Le gouvernement a investi environ 13 millions de dollars australiens dans des bacs d'élimination sécurisés et des campagnes d'application pour l'interdiction des machettes. 

  • Les critiques arguent que cette allocation aurait pu être réaffectée à des interventions de création d'emplois pour les jeunes, ou de programmes de prévention de la violence

Enfin, une ambiguïté persistante entoure la définition juridique même d'une « machette interdite ». 

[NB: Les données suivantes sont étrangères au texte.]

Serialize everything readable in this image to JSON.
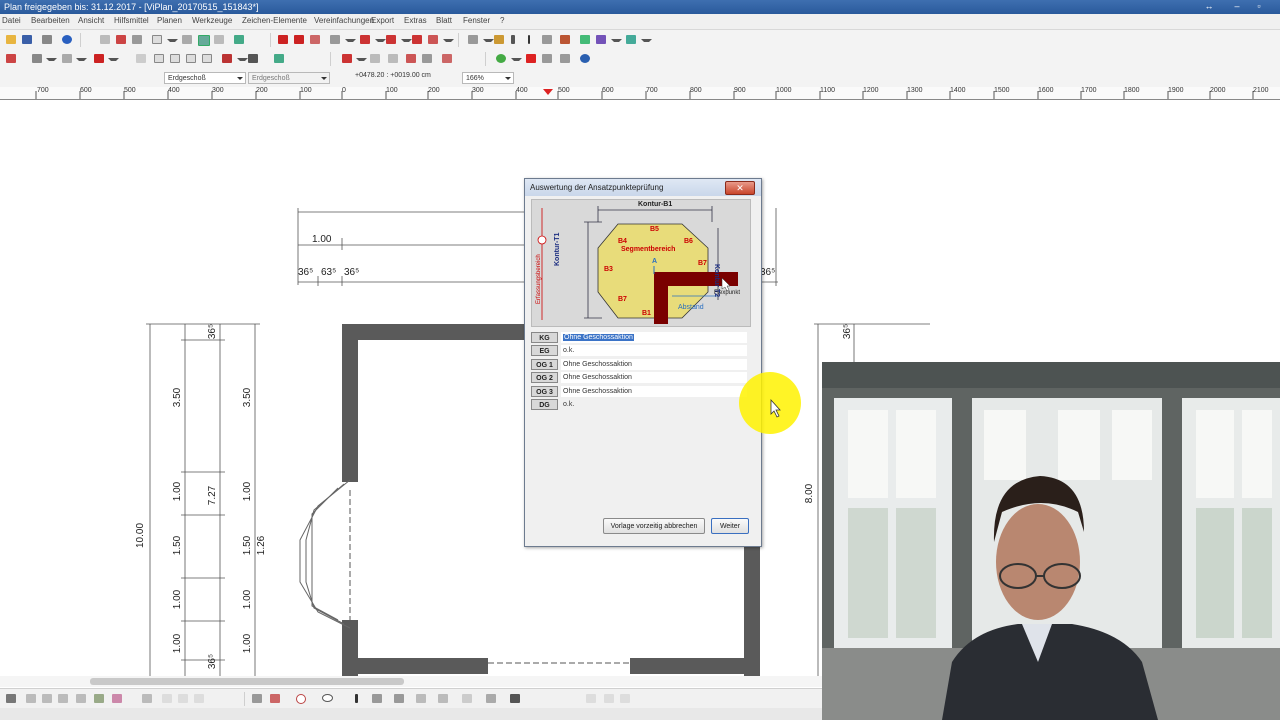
{
  "window": {
    "title": "Plan freigegeben bis: 31.12.2017 - [ViPlan_20170515_151843*]",
    "controls": [
      "↔",
      "–",
      "▫"
    ]
  },
  "menu": [
    "Datei",
    "Bearbeiten",
    "Ansicht",
    "Hilfsmittel",
    "Planen",
    "Werkzeuge",
    "Zeichen-Elemente",
    "Vereinfachungen",
    "Export",
    "Extras",
    "Blatt",
    "Fenster",
    "?"
  ],
  "toolbar2": {
    "floor_combo": "Erdgeschoß",
    "floor_combo2": "Erdgeschoß",
    "coords": "+0478.20 : +0019.00 cm",
    "zoom": "166%"
  },
  "ruler": {
    "labels": [
      "700",
      "600",
      "500",
      "400",
      "300",
      "200",
      "100",
      "0",
      "100",
      "200",
      "300",
      "400",
      "500",
      "600",
      "700",
      "800",
      "900",
      "1000",
      "1100",
      "1200",
      "1300",
      "1400",
      "1500",
      "1600",
      "1700",
      "1800",
      "1900",
      "2000",
      "2100"
    ]
  },
  "drawing": {
    "dim_top": "1.00",
    "dim_row": [
      "36⁵",
      "63⁵",
      "36⁵"
    ],
    "dim_right_small": "36⁵",
    "dim_v_top": "36⁵",
    "dim_v_bottom": "36⁵",
    "dim_v_right": "36⁵",
    "dim_left_total": "10.00",
    "dim_left_col2": [
      "3.50",
      "1.00",
      "1.50",
      "1.00",
      "1.00"
    ],
    "dim_727": "7.27",
    "dim_left_col3": [
      "3.50",
      "1.00",
      "1.50",
      "1.00",
      "1.00"
    ],
    "dim_126": "1.26",
    "dim_right_800": "8.00"
  },
  "dialog": {
    "title": "Auswertung der Ansatzpunkteprüfung",
    "close": "✕",
    "diagram": {
      "kontur_b1": "Kontur-B1",
      "kontur_t1": "Kontur-T1",
      "kontur_t2": "Kontur T2",
      "segment": "Segmentbereich",
      "abstand": "Abstand",
      "flex": "Flexpunkt",
      "side": "Erfassungsbereich",
      "a": "A",
      "points": [
        "B5",
        "B4",
        "B6",
        "B3",
        "B7",
        "B7",
        "B1"
      ]
    },
    "levels": [
      {
        "code": "KG",
        "value": "Ohne Geschossaktion",
        "selected": true
      },
      {
        "code": "EG",
        "value": "o.k.",
        "selected": false
      },
      {
        "code": "OG 1",
        "value": "Ohne Geschossaktion",
        "selected": false
      },
      {
        "code": "OG 2",
        "value": "Ohne Geschossaktion",
        "selected": false
      },
      {
        "code": "OG 3",
        "value": "Ohne Geschossaktion",
        "selected": false
      },
      {
        "code": "DG",
        "value": "o.k.",
        "selected": false
      }
    ],
    "btn_abort": "Vorlage vorzeitig abbrechen",
    "btn_next": "Weiter"
  },
  "colors": {
    "titlebar": "#2a5a9c",
    "wall": "#555555",
    "segment_fill": "#e8dc7a",
    "contour": "#7a0000",
    "highlight": "#fff200"
  }
}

  • Bien que des images de référence aient été fournies aux commerçants, la distinction entre une machette interdite et un couteau de cuisine de grande taille demeure juridiquement ambiguë
  • Les commerçants ont signalé une confusion, et le risque de refus d'approbation pour les demandes d'utilisation agricole ou de plein air sans recours administratif clair ou des critères de décision publiquement divulgués

Conclusion

L'interdiction australienne des machettes depuis septembre 2025 répond à une escalade de violences aux armes blanches et à l'incident de Northland, mais ne traite pas les causes profondes de la violence des gangs de jeunes.

Les citoyens respectueux de la loi, comme les ouvriers agricoles, se retrouvent criminalisés sans justification comportementale. 

La prévention efficace exige une approche proportionnée, distinguant usages légitimes et criminels, au-delà de la simple prohibition d'un outil générique.